Believe me, I’m STILL shocked. I knew in my heart that we would win best movie, because it is a story that needed to be told. For the children of SMK Pinang Tunggal, it would mean the world to them, and it will be the greatest appreciation to all the teachers out there.
Little did I expect to win best actress and to receive that kind of honour. I mean, I was nominated alongside some really talented ladies. It still gives me the chills thinking about that night!
You have worked in the Tamil Nadu film industry as well as the Malaysian film industry. Which do you prefer?
Truthfully, I cannot take a stand on which industry I prefer. In the Malaysian industry, I have worked on some fantastic scripts and portrayed brilliant, strong characters. I have yet to experience that with the Tamil Nadu film industry. Here’s hoping that a good strong character is coming my way soon from there!
Does that mean you see yourself headed in that direction?
Eventually, i see myself writing screenplays, one of my true passions. Thanks to the National Film Development Corporation of Malaysia (FINAS), I’ll be heading to the New York Film Academy this year to embark on a course in acting and screenwriting. My dream is to make exceptional Malaysian movies that the world would watch. I really want to put our talent on the map internationally.
Women are represented as mere dolls in most mainstream Tamil movies, with misogyny still ruling the screens. What are your thoughts on this, and what can actresses do to fight this?
I’m going to be brutally honest here. Mainstream Tamil films from India are a very bad influence on our children and youth.
It’s not enterprising nor inspiring when a bad boy is hero-worshiped and women are treated as mere accessories to add colour to these movies. Statistics show how closely connected social ills are to mainstream Tamil films in this country. Anyone who says otherwise is in a state of denial.
Movies to me are a reflection of a society and what it represents. Female empowerment is something that needs to be addressed in the Indian society. This needs to start with how women are portrayed in movies, only then things will change.
We Malaysian Indians have been brought up in a society that keeps telling women what to do and how to live their lives. What is your advice to young girls out there struggling with this?
Prove yourself, that is the only way to change society’s mindset. Then teach your children the same. Find ways to empower yourselves every day, and read plenty. Look up to inspiring women and learn how they got to where they are. My personal favourite is Michelle Obama.
Really, education is empowerment. Prioritize your education and nobody can tell you what to do.
“EDUCATION IS EMPOWERMENT”
It is no secret that you have done plenty of volunteer work, and you’re an environmentalist. Tell us a little about that.
Well, I really owe it to my family. My dad loved animals and the environment. My family was always front and center when there was a charity event or animal rescue drive. I suppose I grew up understanding my responsibilities to our planet. My dad would always pick up litter and bin it. He taught us to do the same.

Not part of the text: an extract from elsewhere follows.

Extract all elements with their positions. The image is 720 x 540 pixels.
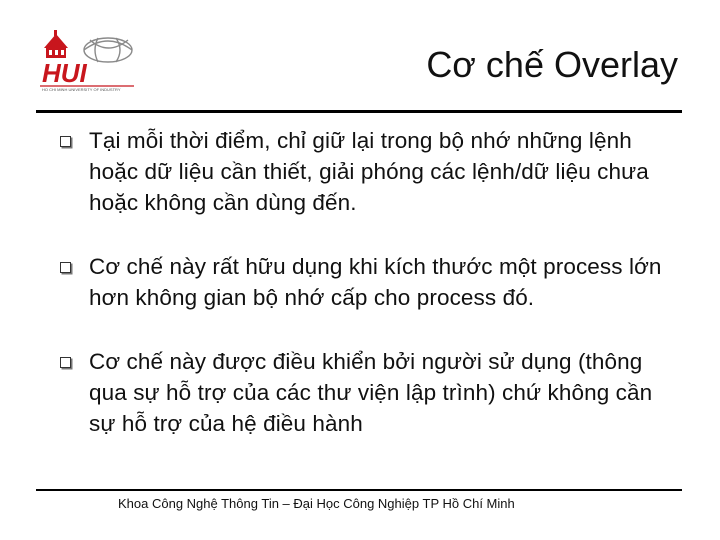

My childhood weekends would usually be spent outdoors, climbing trees. That’s where i found my love of animals, and I even studied the life of ants and birds. So five years ago, I made a decision to turn vegan.
What’s next for Sangeeta Krishnasamy?
This is a question I never fail to ask myself! This year, I’m working on making school kids understand the importance of English, and how they’ll be limiting themselves access to knowledge if they don’t master the language.
Frankly, I’m more of a be-happy-and-go-with-the-flow kind of person. Sometimes i feel like over-planning my life can work against me. And it is always nice to be free and do what makes me happy. I like not knowing what’s in store sometimes because it makes life interesting. So let’s see what the universe has in store for me this 2019!